© Athena
The masked wagtail has attracted birdwatchers from all over Britain
Birdwatchers from all over Britain have turned up in a tiny Welsh village to see the first recorded visit of a masked wagtail.

The species is normally found in Kazakhstan, Iran and Afghanistan but may have been brought here by the icy temperatures.

It was spotted on the roof of a semi-detached house in Camrose, Pembrokeshire, but local birdwatchers were unable to identify it.

An expert arrived and the bird was confirmed as the masked wagtail which has never been seen before in the British Isles.

More than 40 twitchers drove through the night and slept in their cars to get the first glimpse of the bird seen flying between chimney pots in the village.


Police were called because so many visitors turned up in the village, blocking country lanes and disturbing locals.

But most locals welcomed the birdwatchers, even making them cups of tea as they kept watch on the bird with binoculars and cameras.

One twitcher, a man from Derbyshire, said: "This is as exciting as it gets - this little bird has never been seen on our shores before.

"If it sticks around until the weekend there will be hundreds of people here to see it."

Another birdwatcher, freelance proofreader, Julian Thomas, 51, who drove from Somerset, described the rarity as a "smart looking bird".

He said: "It's a sub-species of our dear old pied wagtail.
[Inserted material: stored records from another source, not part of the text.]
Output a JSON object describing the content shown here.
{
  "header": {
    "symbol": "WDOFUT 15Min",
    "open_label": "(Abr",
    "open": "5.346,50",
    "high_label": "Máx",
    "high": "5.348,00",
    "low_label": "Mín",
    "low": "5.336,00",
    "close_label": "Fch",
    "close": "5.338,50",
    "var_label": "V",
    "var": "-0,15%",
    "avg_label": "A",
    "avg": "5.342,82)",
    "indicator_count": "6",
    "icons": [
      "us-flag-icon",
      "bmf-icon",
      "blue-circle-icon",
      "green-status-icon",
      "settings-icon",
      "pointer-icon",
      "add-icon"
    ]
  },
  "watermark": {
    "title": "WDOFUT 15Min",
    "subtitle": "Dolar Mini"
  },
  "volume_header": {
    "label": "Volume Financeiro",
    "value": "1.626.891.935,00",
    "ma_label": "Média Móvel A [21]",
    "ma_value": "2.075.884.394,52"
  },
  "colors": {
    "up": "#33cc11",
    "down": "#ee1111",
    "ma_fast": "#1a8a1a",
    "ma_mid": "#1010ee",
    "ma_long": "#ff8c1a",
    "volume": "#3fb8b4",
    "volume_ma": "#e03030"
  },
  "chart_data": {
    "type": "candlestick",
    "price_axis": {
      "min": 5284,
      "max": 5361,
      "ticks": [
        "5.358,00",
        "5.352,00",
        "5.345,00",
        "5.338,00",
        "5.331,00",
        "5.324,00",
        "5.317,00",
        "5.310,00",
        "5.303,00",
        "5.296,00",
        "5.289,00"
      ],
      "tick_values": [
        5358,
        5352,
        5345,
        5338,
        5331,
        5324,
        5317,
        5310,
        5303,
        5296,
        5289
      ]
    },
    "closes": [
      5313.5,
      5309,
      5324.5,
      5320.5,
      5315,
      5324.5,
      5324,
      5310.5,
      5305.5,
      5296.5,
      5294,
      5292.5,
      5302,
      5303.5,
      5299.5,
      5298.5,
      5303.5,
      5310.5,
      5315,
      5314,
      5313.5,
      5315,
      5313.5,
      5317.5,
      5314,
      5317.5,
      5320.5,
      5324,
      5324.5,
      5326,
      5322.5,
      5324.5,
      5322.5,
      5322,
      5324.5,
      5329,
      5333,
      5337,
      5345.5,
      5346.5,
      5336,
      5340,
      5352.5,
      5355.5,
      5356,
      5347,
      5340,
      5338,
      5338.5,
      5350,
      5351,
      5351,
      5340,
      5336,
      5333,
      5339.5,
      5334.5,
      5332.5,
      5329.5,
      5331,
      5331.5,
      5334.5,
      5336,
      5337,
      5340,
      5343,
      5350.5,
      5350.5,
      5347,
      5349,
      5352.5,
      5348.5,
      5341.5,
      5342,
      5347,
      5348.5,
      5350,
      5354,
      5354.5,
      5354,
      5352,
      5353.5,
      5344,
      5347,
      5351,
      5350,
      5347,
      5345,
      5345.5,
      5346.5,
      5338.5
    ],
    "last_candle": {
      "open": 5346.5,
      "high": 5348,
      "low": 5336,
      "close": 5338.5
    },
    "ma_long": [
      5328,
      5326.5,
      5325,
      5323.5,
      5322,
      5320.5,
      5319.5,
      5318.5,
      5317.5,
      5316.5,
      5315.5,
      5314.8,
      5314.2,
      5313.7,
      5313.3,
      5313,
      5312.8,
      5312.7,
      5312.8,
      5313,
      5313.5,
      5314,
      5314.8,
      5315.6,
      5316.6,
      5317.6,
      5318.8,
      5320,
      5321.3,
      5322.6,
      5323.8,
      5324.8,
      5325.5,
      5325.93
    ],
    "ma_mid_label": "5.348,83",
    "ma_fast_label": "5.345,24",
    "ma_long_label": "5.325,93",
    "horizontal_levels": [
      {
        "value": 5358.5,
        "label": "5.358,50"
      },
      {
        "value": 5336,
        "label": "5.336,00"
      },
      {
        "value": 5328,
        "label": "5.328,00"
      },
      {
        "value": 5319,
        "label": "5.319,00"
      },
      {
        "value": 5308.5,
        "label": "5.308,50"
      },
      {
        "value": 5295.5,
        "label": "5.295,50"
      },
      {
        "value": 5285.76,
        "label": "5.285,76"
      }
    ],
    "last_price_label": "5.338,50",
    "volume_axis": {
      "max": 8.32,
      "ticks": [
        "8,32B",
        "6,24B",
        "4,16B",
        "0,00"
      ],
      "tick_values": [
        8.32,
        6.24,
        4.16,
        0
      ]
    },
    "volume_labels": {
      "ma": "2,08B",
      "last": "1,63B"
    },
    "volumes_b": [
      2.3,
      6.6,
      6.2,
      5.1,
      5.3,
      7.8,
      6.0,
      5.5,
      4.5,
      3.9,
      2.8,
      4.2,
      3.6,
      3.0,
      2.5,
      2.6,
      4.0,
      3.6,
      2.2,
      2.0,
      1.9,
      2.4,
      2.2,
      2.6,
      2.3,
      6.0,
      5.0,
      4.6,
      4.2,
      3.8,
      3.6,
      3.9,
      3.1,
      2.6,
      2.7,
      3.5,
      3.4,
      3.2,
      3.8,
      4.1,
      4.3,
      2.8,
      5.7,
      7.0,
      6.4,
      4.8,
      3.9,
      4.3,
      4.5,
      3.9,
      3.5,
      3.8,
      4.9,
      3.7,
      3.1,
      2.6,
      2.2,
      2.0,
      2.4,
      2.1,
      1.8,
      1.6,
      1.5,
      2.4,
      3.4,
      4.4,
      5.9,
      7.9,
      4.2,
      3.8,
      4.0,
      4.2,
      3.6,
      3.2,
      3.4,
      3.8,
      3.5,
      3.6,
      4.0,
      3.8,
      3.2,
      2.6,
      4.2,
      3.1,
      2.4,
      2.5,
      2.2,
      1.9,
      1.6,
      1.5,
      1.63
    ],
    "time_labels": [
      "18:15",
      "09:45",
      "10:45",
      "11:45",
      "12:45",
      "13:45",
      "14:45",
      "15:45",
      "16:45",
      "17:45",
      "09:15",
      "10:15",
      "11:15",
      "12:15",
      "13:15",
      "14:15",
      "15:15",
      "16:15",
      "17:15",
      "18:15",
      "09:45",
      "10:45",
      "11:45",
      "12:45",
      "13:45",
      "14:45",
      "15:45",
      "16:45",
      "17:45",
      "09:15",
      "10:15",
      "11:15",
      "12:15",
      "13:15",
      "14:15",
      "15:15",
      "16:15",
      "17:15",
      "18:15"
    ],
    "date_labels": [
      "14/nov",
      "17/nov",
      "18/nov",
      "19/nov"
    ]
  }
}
Birdwatchers will want to see it in case it is declared a separate species some time in the future.

"I would expect a few hundred here by the weekend and the signs are that it will stick around.

The locals have been very kind and we prominent to make a nuisance of ourselves."

The Rare Birds Alert website entry for says: "The highlight of the day was the discovery of Britain's first masked wagtail on a roof in Camrose, Pembrokeshire.

"The Asian form of the White wagtail has occurred as a vagrant in Norway twice and Sweden so the occurrence in Britain was on the cards."

© Athena
The masked wagtail normally lives in Afghanistan
Dyfed-Powys Police confirmed they were called to the village after locals reported seeing dozens of cars parked on the roadside.

Officers went to investigate and discovered a small army of twitchers who had driven from as far away as Norfolk and Kent.

Dan Morgan, 19, who works at Camrose Stores, in the village said: "There's a great deal of excitement now that it's a confirmed sighting.

"We are thinking about setting up a tea and coffee stall down there - it could be a busy few days."